UNITED STATES, December 17, 2012 (KOSU): These days, just about everyone seems to be looking for more natural alternatives to what they eat and drink. So it's easy to see the appeal of traditional medicine. But as two recent cases from New York City highlight, just because a remedy is ancient or holistic doesn't necessarily mean it's safe.
Last week, New York City health officials reported the city's first two cases of childhood lead poisoning related to Ayurveda, an ancient Hindu medical tradition that dates back some 5,000 years. In both cases, the children -- a 2-year-old and a 4-year-old -- were taking Ayurvedic medications that had boosted their blood lead levels far beyond the 5 microgram per deciliter level considered safe for kids under 5.
Ayurveda is practiced by hundreds of millions of people in India and Sri Lanka. Remedies seek to restore balance to the body and usually involve mixtures of herbs, as well as changes in diet and lifestyle. But in one type of ayurvedic medicine, rasa shastra, ground-up gems and heavy metals are mixed in with herbs. Although practitioners believe that their mixing techniques make these formulations safe, the scientific evidence suggests otherwise.

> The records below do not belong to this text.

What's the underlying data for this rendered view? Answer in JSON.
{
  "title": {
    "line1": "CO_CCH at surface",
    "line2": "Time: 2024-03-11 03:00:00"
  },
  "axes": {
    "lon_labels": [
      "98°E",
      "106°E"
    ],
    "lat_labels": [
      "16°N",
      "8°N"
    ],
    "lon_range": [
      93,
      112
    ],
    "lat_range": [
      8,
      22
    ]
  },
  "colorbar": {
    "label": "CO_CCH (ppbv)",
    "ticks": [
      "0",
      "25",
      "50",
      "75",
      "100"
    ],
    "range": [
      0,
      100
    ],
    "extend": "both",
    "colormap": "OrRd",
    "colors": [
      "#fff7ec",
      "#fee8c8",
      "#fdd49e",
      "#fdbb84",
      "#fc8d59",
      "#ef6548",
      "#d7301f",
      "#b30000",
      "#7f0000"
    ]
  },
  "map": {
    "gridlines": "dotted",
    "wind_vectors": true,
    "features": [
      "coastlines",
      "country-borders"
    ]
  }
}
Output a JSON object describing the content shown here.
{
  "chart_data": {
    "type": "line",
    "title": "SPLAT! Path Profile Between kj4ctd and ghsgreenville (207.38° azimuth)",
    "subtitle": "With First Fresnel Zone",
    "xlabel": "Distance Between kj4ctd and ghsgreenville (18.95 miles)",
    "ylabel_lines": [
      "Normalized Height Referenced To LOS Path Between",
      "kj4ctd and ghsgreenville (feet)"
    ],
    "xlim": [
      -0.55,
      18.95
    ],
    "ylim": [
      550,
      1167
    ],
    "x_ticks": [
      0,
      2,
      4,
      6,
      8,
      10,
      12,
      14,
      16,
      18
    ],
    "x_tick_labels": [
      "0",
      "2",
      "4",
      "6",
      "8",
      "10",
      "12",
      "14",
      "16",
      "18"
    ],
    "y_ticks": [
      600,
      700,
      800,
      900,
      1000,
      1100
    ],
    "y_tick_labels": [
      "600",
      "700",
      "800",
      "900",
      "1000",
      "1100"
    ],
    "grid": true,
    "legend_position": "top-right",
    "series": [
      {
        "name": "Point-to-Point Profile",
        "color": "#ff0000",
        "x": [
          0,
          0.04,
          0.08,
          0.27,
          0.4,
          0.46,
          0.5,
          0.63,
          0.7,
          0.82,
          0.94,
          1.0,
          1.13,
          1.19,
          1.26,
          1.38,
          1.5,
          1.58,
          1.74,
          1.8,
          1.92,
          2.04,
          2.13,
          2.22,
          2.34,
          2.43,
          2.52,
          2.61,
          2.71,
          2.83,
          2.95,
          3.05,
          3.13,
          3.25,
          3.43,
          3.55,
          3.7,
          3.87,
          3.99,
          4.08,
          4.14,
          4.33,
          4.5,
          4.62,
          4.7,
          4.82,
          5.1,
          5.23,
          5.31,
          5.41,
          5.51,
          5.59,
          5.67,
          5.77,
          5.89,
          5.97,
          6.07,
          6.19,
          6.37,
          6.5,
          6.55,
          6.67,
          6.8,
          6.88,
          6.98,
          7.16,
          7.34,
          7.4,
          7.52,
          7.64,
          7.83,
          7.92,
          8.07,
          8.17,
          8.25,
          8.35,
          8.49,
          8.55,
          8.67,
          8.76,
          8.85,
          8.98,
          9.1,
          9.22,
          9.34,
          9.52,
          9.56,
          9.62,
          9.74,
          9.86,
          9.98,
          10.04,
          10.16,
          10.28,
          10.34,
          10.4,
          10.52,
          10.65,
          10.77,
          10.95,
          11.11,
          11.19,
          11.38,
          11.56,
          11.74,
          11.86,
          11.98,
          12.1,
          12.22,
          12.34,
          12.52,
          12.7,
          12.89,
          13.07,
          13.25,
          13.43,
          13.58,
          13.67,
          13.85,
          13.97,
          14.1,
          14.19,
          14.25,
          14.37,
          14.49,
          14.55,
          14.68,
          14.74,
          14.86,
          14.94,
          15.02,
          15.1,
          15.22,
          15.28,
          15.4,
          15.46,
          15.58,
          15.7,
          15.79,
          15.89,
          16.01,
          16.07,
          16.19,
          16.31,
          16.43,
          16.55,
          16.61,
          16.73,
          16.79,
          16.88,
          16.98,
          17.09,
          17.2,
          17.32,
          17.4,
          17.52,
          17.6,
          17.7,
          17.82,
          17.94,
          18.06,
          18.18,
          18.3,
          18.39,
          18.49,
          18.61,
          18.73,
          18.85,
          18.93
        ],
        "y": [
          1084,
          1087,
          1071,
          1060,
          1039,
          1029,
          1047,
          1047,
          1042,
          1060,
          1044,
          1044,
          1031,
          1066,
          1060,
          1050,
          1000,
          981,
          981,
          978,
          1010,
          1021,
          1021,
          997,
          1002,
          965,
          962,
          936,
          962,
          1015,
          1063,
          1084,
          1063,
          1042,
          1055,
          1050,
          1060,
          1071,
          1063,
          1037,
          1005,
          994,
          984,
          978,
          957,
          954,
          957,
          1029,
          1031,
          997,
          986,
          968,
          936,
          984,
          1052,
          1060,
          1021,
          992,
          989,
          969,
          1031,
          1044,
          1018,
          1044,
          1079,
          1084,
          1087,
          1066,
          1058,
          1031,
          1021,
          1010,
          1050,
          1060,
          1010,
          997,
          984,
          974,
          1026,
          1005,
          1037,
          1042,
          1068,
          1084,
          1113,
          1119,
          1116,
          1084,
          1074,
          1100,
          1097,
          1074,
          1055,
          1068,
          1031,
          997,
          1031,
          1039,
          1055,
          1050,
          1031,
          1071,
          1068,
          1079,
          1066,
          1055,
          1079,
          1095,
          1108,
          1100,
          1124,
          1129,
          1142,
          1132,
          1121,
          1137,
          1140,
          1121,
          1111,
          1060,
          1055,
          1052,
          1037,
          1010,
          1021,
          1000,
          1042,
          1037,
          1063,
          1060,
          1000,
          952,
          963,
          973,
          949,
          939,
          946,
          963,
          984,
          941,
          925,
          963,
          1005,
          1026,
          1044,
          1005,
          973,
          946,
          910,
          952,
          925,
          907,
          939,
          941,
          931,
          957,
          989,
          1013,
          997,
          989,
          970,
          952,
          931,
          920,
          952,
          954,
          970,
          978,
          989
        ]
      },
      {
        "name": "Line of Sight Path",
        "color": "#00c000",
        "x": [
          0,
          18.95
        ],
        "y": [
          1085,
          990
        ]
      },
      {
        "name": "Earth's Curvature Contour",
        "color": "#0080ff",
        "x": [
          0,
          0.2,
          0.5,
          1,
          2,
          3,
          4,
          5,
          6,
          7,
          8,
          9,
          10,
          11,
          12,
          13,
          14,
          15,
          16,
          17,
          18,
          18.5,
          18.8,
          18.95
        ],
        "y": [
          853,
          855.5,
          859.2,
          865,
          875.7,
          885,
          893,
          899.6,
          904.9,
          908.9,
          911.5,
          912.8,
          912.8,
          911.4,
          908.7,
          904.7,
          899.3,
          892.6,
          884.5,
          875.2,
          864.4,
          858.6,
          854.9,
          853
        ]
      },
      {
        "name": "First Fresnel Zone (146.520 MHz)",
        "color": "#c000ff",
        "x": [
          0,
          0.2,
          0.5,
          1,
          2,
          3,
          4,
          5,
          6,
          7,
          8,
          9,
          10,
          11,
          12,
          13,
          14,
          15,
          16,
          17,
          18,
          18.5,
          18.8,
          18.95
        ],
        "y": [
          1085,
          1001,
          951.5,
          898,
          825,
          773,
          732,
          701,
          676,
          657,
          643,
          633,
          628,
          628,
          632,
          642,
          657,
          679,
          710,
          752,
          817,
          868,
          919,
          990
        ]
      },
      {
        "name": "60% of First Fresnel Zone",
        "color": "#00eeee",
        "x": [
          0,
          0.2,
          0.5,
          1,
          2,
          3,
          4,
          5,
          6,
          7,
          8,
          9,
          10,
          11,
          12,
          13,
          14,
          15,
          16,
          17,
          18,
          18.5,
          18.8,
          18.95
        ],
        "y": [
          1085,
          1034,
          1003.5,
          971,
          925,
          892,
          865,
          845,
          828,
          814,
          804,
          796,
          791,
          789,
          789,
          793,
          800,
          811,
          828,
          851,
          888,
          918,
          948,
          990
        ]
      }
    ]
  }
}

In a 2004 survey of some 70 ayurvedic medications on the market, about 20 percent contained toxic levels of heavy metals -- including lead, mercury and or arsenic -- according to findings published in JAMA, the Journal of the American Medical Association. That number included not just rasa shastra medications but other ayurvedic drugs that appear to have gotten contaminated during the manufacturing process.
Health officials caution against condemning all ayurvedics. But they urge doctors with Southeast Asian patients to bring up the subject and suggest taking a blood test. "We shouldn't throw out the baby with the bathwater," Saper tells Shots. "There are lots of traditional medicines that may be beneficial. Turmeric, for example, has been shown to have anti-cancer properties."